Stock investors are caught in a tug of war between earnings and tax reform

David Nelson
David Nelson

By David Nelson, CFA

Investors seem to have stumbled into the middle of a good old-fashioned tug of war. On one side, strong corporate earnings, sales and margins look to push stocks higher. On the other side is a paralyzed Washington, where both sides of the aisle believe the only thing that matters is “I win” and “You lose.”

The casualty is investor confidence with little impetus to drive shares higher. The realization that key parts of the administration’s economic agenda (i.e. tax reform) are at risk.

S&P 500 – 1 year (Source: Bloomberg)

Investors may not care about health care or even the turmoil surrounding the Trump’s firing of FBI Director James Comey, but they do care about earnings. Some economists believe there could be as much as a $1 bump in S&P 500 (^GSPC, SPY) earnings per share for each percentage cut in the corporate tax rate—not to mention $2 trillion in corporate funds held hostage offshore. With strong bi-partisan support, repatriation could add hundreds of billions of dollars to a potential infrastructure spend.

As tax reform slips in the cue, so does the increase in earnings, making the valuation argument that much more real.

XLF S&P 500 financial sector – 1 year (Source: Bloomberg)

Given the backdrop, it’s easy to see why key aspects of the Trump Trade have stalled. Financials (XLF) are pretty much where they were after the election, and the developing bearish head and shoulders pattern speaks to the rising concern. If tax reform can slip, so can deregulation—and for that matter just about anything else in the agenda. I don’t want to get into the politics, but you can do the math.

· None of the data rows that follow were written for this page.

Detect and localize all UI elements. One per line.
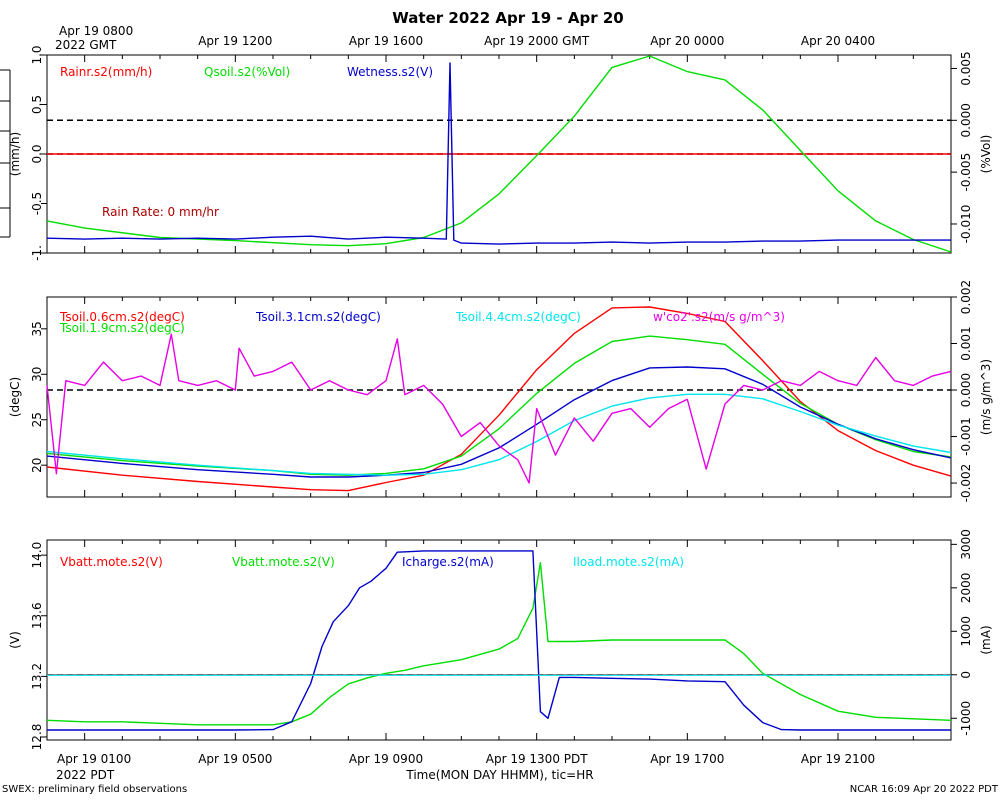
right-y-tick-label: 0.000 <box>959 373 973 407</box>
right-y-tick-label: 0.002 <box>959 280 973 314</box>
left-y-tick-label: 0.5 <box>30 95 44 114</box>
right-y-tick-label: 0.005 <box>959 51 973 85</box>
series-line-green <box>46 562 952 726</box>
x-axis-label: Time(MON DAY HHMM), tic=HR <box>405 768 593 782</box>
left-y-tick-label: 13.2 <box>30 663 44 690</box>
left-y-tick-label: 14.0 <box>30 542 44 569</box>
left-y-tick-label: 30 <box>30 367 44 382</box>
bottom-axis-start-line1: Apr 19 0100 <box>57 752 131 766</box>
soil-temperature-co2-panel: 20 25 30 35 -0.002 -0.001 0.000 0.001 0.002 (degC… <box>8 280 993 503</box>
right-y-tick-label: 0.000 <box>959 103 973 137</box>
bottom-axis-tick-label: Apr 19 2100 <box>801 752 875 766</box>
top-axis-tick-label: Apr 20 0000 <box>650 34 724 48</box>
left-y-tick-label: 12.8 <box>30 724 44 751</box>
left-y-tick-label: -1. <box>30 245 44 261</box>
series-line-blue <box>46 62 951 245</box>
panel-frame <box>46 539 952 741</box>
top-axis-start-line2: 2022 GMT <box>55 38 117 52</box>
legend-entry-green: Vbatt.mote.s2(V) <box>232 555 335 569</box>
rain-soil-moisture-panel: Rain Rate: 0 mm/hr -1. -0.5 0.0 0.5 1.0 -0.01… <box>8 45 993 260</box>
series-line-green <box>46 55 952 253</box>
top-time-axis: Apr 19 0800 2022 GMT Apr 19 1200 Apr 19 1… <box>55 24 875 52</box>
right-axis-title: (mA) <box>979 625 993 654</box>
left-y-tick-label: 25 <box>30 412 44 427</box>
legend-entry-green: Tsoil.1.9cm.s2(degC) <box>59 321 185 335</box>
series-line-blue <box>46 366 952 478</box>
right-axis-title: (m/s g/m^3) <box>979 359 993 435</box>
chart-title: Water 2022 Apr 19 - Apr 20 <box>392 9 623 27</box>
right-y-tick-label: -0.005 <box>959 153 973 192</box>
left-y-tick-label: 1.0 <box>30 45 44 64</box>
right-y-tick-label: -0.010 <box>959 205 973 244</box>
legend-entry-cyan: Tsoil.4.4cm.s2(degC) <box>455 310 581 324</box>
top-axis-tick-label: Apr 19 1600 <box>349 34 423 48</box>
series-line-magenta <box>46 333 952 484</box>
right-y-tick-label: -1000 <box>959 701 973 736</box>
footer-right: NCAR 16:09 Apr 20 2022 PDT <box>850 784 999 795</box>
right-y-tick-label: 3000 <box>959 529 973 560</box>
footer-left: SWEX: preliminary field observations <box>2 784 187 795</box>
bottom-axis-start-line2: 2022 PDT <box>56 768 115 782</box>
right-y-tick-label: 0.001 <box>959 326 973 360</box>
legend-entry-red: Rainr.s2(mm/h) <box>60 65 152 79</box>
legend-entry-blue: Tsoil.3.1cm.s2(degC) <box>255 310 381 324</box>
legend-entry-green: Qsoil.s2(%Vol) <box>204 65 290 79</box>
legend-entry-blue: Wetness.s2(V) <box>347 65 433 79</box>
series-line-cyan <box>46 393 952 476</box>
right-y-tick-label: 0 <box>959 671 973 679</box>
left-y-tick-label: 13.6 <box>30 602 44 629</box>
left-axis-title: (V) <box>8 631 22 649</box>
top-axis-tick-label: Apr 19 2000 GMT <box>484 34 590 48</box>
legend-entry-cyan: Iload.mote.s2(mA) <box>573 555 684 569</box>
bottom-axis-tick-label: Apr 19 0500 <box>198 752 272 766</box>
top-axis-tick-label: Apr 19 1200 <box>198 34 272 48</box>
left-y-tick-label: 0.0 <box>30 144 44 163</box>
legend-entry-red: Tsoil.0.6cm.s2(degC) <box>59 310 185 324</box>
legend-entry-magenta: w'co2'.s2(m/s g/m^3) <box>653 310 785 324</box>
bottom-axis-tick-label: Apr 19 1300 PDT <box>486 752 588 766</box>
legend-entry-red: Vbatt.mote.s2(V) <box>60 555 163 569</box>
top-axis-start-line1: Apr 19 0800 <box>59 24 133 38</box>
left-y-tick-label: 35 <box>30 321 44 336</box>
bottom-axis-tick-label: Apr 19 1700 <box>650 752 724 766</box>
top-axis-tick-label: Apr 20 0400 <box>801 34 875 48</box>
right-y-tick-label: -0.002 <box>959 464 973 503</box>
series-line-green <box>46 335 952 476</box>
right-y-tick-label: -0.001 <box>959 417 973 456</box>
left-axis-title: (degC) <box>8 377 22 417</box>
left-edge-scale <box>0 69 11 238</box>
series-line-blue <box>47 550 951 731</box>
left-axis-title: (mm/h) <box>8 132 22 176</box>
bottom-time-axis: Apr 19 0500 Apr 19 0900 Apr 19 1300 PDT Apr… <box>56 752 875 782</box>
bottom-axis-tick-label: Apr 19 0900 <box>349 752 423 766</box>
right-y-tick-label: 2000 <box>959 573 973 604</box>
battery-current-panel: 12.8 13.2 13.6 14.0 -1000 0 1000 2000 3000 (V) (mA… <box>8 529 993 750</box>
legend-entry-blue: Icharge.s2(mA) <box>402 555 494 569</box>
right-y-tick-label: 1000 <box>959 616 973 647</box>
left-y-tick-label: 20 <box>30 458 44 473</box>
left-y-tick-label: -0.5 <box>30 192 44 215</box>
right-axis-title: (%Vol) <box>979 135 993 174</box>
annotation-rain-rate: Rain Rate: 0 mm/hr <box>102 205 219 219</box>
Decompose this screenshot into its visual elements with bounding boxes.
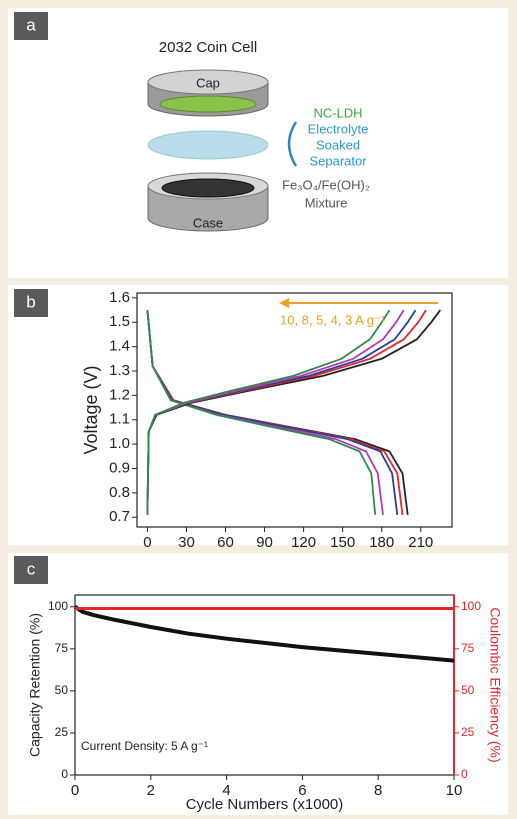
- panel-label: a: [26, 15, 36, 34]
- cap-label: Cap: [196, 75, 220, 90]
- diagram-title: 2032 Coin Cell: [159, 39, 257, 56]
- y2-tick-label: 0: [461, 767, 468, 781]
- diagram-label: NC-LDH: [313, 105, 362, 120]
- y-tick-label: 1.6: [109, 289, 130, 306]
- panel-c: [8, 553, 508, 815]
- diagram-label: Soaked: [316, 137, 360, 152]
- y-tick-label: 0: [61, 767, 68, 781]
- diagram-label: Separator: [309, 153, 367, 168]
- y-tick-label: 1.4: [109, 338, 130, 355]
- y-tick-label: 1.3: [109, 362, 130, 379]
- separator: [148, 131, 268, 159]
- x-tick-label: 30: [178, 534, 195, 551]
- case-label: Case: [193, 215, 223, 230]
- y2-tick-label: 25: [461, 725, 475, 739]
- y-axis-label: Voltage (V): [81, 365, 101, 454]
- y-tick-label: 1.5: [109, 313, 130, 330]
- x-tick-label: 150: [330, 534, 355, 551]
- diagram-label: Fe₃O₄/Fe(OH)₂: [282, 177, 370, 192]
- y-tick-label: 1.1: [109, 411, 130, 428]
- y-tick-label: 100: [48, 599, 68, 613]
- x-axis-label: Cycle Numbers (x1000): [186, 796, 344, 813]
- x-tick-label: 60: [217, 534, 234, 551]
- y-tick-label: 1.2: [109, 386, 130, 403]
- x-tick-label: 0: [71, 782, 79, 799]
- x-tick-label: 210: [408, 534, 433, 551]
- diagram-label: Mixture: [305, 195, 348, 210]
- y-tick-label: 0.9: [109, 459, 130, 476]
- y-tick-label: 0.7: [109, 508, 130, 525]
- x-tick-label: 8: [374, 782, 382, 799]
- x-tick-label: 180: [369, 534, 394, 551]
- y-tick-label: 0.8: [109, 484, 130, 501]
- y-tick-label: 75: [55, 641, 69, 655]
- y2-tick-label: 100: [461, 599, 481, 613]
- y2-tick-label: 75: [461, 641, 475, 655]
- x-tick-label: 10: [446, 782, 463, 799]
- x-tick-label: 120: [291, 534, 316, 551]
- diagram-label: Electrolyte: [308, 121, 369, 136]
- panel-label: b: [26, 292, 35, 311]
- y-tick-label: 25: [55, 725, 69, 739]
- y-tick-label: 50: [55, 683, 69, 697]
- annotation: 10, 8, 5, 4, 3 A g⁻¹: [280, 312, 386, 327]
- annotation: Current Density: 5 A g⁻¹: [81, 739, 208, 753]
- y2-tick-label: 50: [461, 683, 475, 697]
- y-axis-label: Capacity Retention (%): [27, 613, 43, 757]
- y-tick-label: 1.0: [109, 435, 130, 452]
- x-tick-label: 90: [256, 534, 273, 551]
- x-tick-label: 2: [147, 782, 155, 799]
- y2-axis-label: Coulombic Efficiency (%): [487, 607, 503, 762]
- panel-label: c: [27, 559, 36, 578]
- figure: a b c 2032 Coin Cell Cap Case NC-LDH Ele…: [0, 0, 517, 819]
- x-tick-label: 0: [143, 534, 151, 551]
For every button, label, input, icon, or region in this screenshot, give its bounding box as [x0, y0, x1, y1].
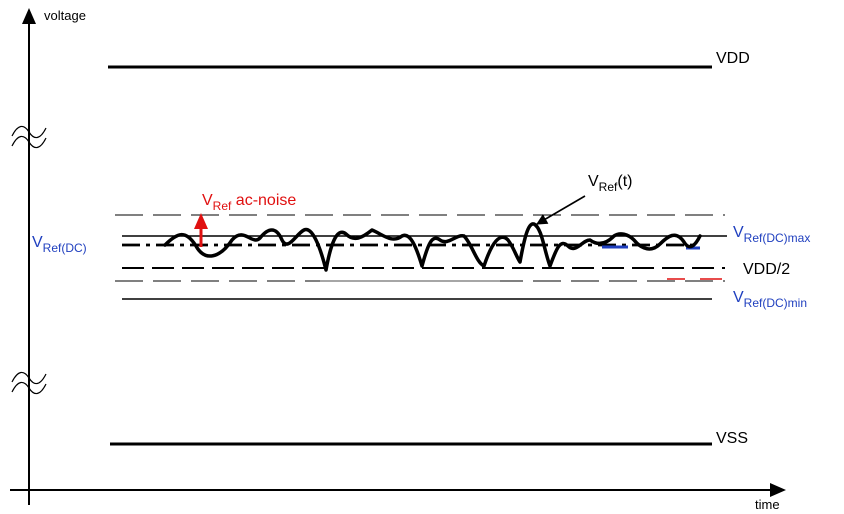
vss-label: VSS: [716, 430, 748, 447]
x-axis: [10, 483, 786, 497]
vref-dc-min-label: VRef(DC)min: [733, 289, 807, 310]
vref-t-label: VRef(t): [588, 173, 632, 194]
y-axis-label: voltage: [44, 8, 86, 23]
vref-dc-label: VRef(DC): [32, 234, 87, 255]
vref-t-pointer-arrow: [536, 195, 586, 225]
vdd-label: VDD: [716, 50, 750, 67]
ac-noise-arrow: [194, 213, 208, 247]
x-axis-label: time: [755, 497, 780, 512]
y-axis: [22, 8, 36, 505]
vref-t-waveform: [163, 222, 702, 272]
ac-noise-label: VRef ac-noise: [202, 192, 296, 213]
vref-dc-max-label: VRef(DC)max: [733, 224, 810, 245]
axis-break-upper: [11, 125, 47, 149]
vdd-half-label: VDD/2: [743, 261, 790, 278]
axis-break-lower: [11, 371, 47, 395]
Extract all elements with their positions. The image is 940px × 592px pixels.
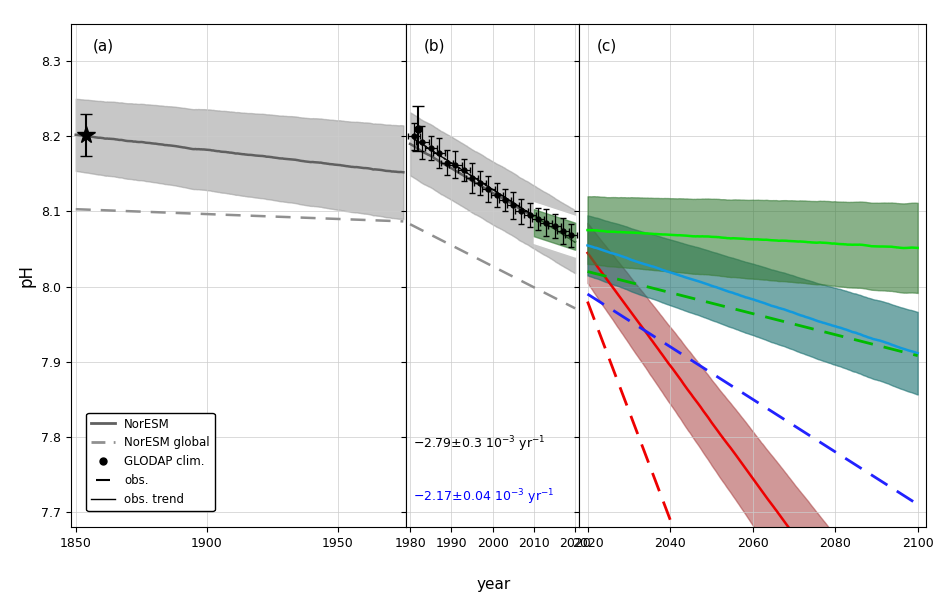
Text: (a): (a)	[92, 39, 114, 54]
Text: $-2.79\!\pm\!0.3\ 10^{-3}\ \mathrm{yr}^{-1}$: $-2.79\!\pm\!0.3\ 10^{-3}\ \mathrm{yr}^{…	[413, 435, 545, 454]
Y-axis label: pH: pH	[17, 264, 35, 287]
Text: $-2.17\!\pm\!0.04\ 10^{-3}\ \mathrm{yr}^{-1}$: $-2.17\!\pm\!0.04\ 10^{-3}\ \mathrm{yr}^…	[413, 487, 555, 507]
Text: year: year	[477, 577, 510, 592]
Text: (b): (b)	[423, 39, 445, 54]
Legend: NorESM, NorESM global, GLODAP clim., obs., obs. trend: NorESM, NorESM global, GLODAP clim., obs…	[86, 413, 214, 511]
Text: (c): (c)	[597, 39, 617, 54]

Lost in all the noise is some good news

There is some good economic news, as the administration put together an important trade deal with China last week. American beef exporters have long sought access to mainland China, and any progress is certainly good news for those in the Midwest. The US will also be exporting LNG (liquefied natural gas). China is a huge importer of LNG, and the US is growing its export capability exponentially. All of this could pay dividends when negotiations with China turn to North Korea.

Why aren’t the markets down that much if people are worried?

In the absence of any clear direction, money flows to the new safe haven trades. In the old days, if you were concerned about growth, you turned to Proctor & Gamble (PG) or Campbell’s Soup (CPB) and maybe a drug stock or two.

Today you turn to Amazon (AMZN), Apple (AAPL), and Facebook (FB). These are the new consumer staple companies people can’t live without. More important than food and shelter, they also have the added benefit of having very large market caps and, in the case of Apple, the biggest. Meanwhile, underneath the surface, there’s been a rolling correction from one sector to the next.

The price action is eerily similar to the middle of 2015, when fewer and fewer stocks were participating. I went to the charts, and at least for now, they’re not alarming.

NYSE % stocks above 200 day moving average – 1 year (Source: Bloomberg)

The percentage of stocks above their 200-day moving average is still healthy, but clearly heading in the wrong direction. The same can be said for the advance decline line.

All in all, US markets continue to digest conflicting information. Earnings and revenue growth look healthy, but valuations are hardly compelling—demanding some sort of positive catalyst to drive the next leg higher. Until we get it, the tug of war continues with investors stuck in the middle and, at least for the moment, unwilling to commit.

*At the time of this article some funds managed by David Nelson were long SPY.